Sıkı para ve gelir politikalarının iç talebi baskılayarak 2024 büyümesini yaklaşık yüzde 3,4'e getireceği belirtilen açıklamada, enflasyonun yıl sonunda yüzde 43 seviyesinde olacağı aktarıldı.
Açıklamada, cari açığın GSYH'nin yüzde 2,2'sine düşeceği belirtilerek, 2025'te mali politikanın daraltıcı hale gelmesi ve reel politika oranlarının pozitif kalması beklendiğinden büyümenin yüzde 2,7'ye, enflasyonun yaklaşık yüzde 24'e düşeceği kaydedildi.

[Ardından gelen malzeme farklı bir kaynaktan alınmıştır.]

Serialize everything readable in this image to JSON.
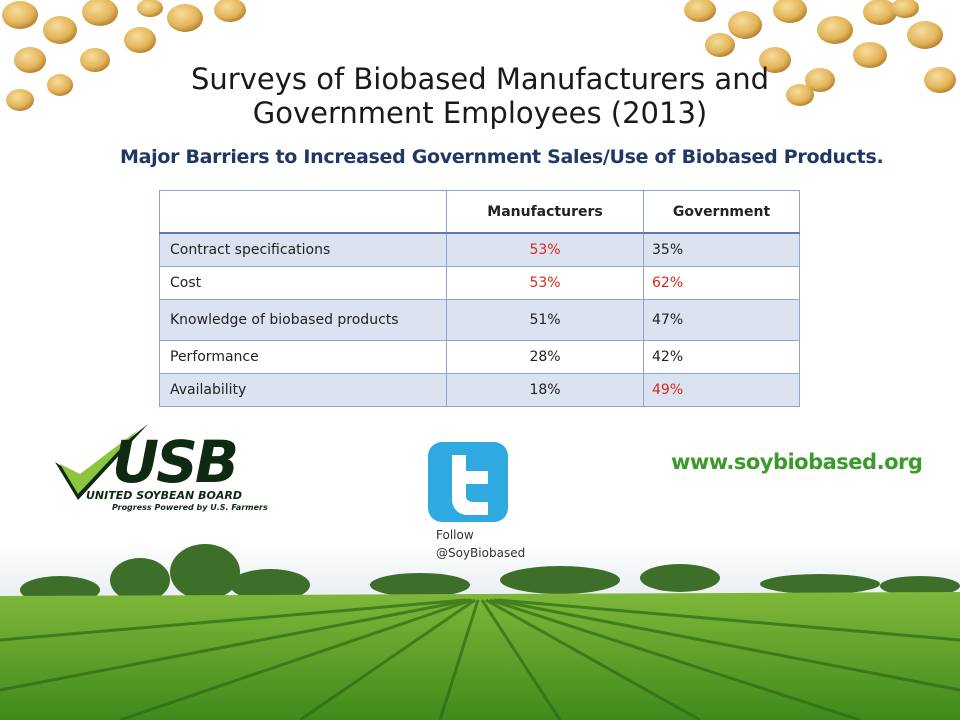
{
  "title": [
    "Surveys of Biobased Manufacturers and",
    "Government Employees (2013)"
  ],
  "subtitle": "Major Barriers to Increased Government Sales/Use of Biobased Products.",
  "table": {
    "header": [
      "",
      "Manufacturers",
      "Government"
    ],
    "rows": [
      [
        "Contract specifications",
        {
          "text": "53%",
          "color": "#d9261c"
        },
        {
          "text": "35%"
        }
      ],
      [
        "Cost",
        {
          "text": "53%",
          "color": "#d9261c"
        },
        {
          "text": "62%",
          "color": "#d9261c"
        }
      ],
      [
        "Knowledge of biobased products",
        {
          "text": "51%"
        },
        {
          "text": "47%"
        }
      ],
      [
        "Performance",
        {
          "text": "28%"
        },
        {
          "text": "42%"
        }
      ],
      [
        "Availability",
        {
          "text": "18%"
        },
        {
          "text": "49%",
          "color": "#d9261c"
        }
      ]
    ]
  },
  "logo": {
    "name": "USB",
    "full_name": "UNITED SOYBEAN BOARD",
    "tagline": "Progress Powered by U.S. Farmers"
  },
  "twitter": {
    "follow": "Follow",
    "handle": "@SoyBiobased"
  },
  "url": "www.soybiobased.org"
}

Orta vadede enflasyonda daha fazla düşüşün güveni artıracağı ve büyümenin yüzde 3,5-4 potansiyeline geri döneceği vurgulanan açıklamada, ihracat büyümesinin cari açığı yüzde 2 civarında tutacağı ve uluslararası rezervlerin IMF'nin rezerv yeterlilik ölçütünün yüzde 100'ünün üzerinde kalacağı aktarıldı.
Açıklamada, otoritelerin enflasyonla mücadeleye yönelik kademeli yaklaşımının büyüme üzerindeki etkiyi sınırlamayı amaçlasa da aşağı yönlü riskler taşıdığı ifade edildi.
Küresel enerji fiyatlarının yükselmesi, Orta Doğu'daki çatışmadan veya Ukrayna'daki savaştan kaynaklanan jeopolitik gerginlikler veya sermaye akışlarının tersine dönmesi gibi enflasyonun rayından çıkmasına neden olabilecek risklere işaret edilen açıklamada, enflasyon beklentilerinin daha hızlı bir şekilde yeniden sabitlenmesinin bu riskleri azaltacağı vurgulandı.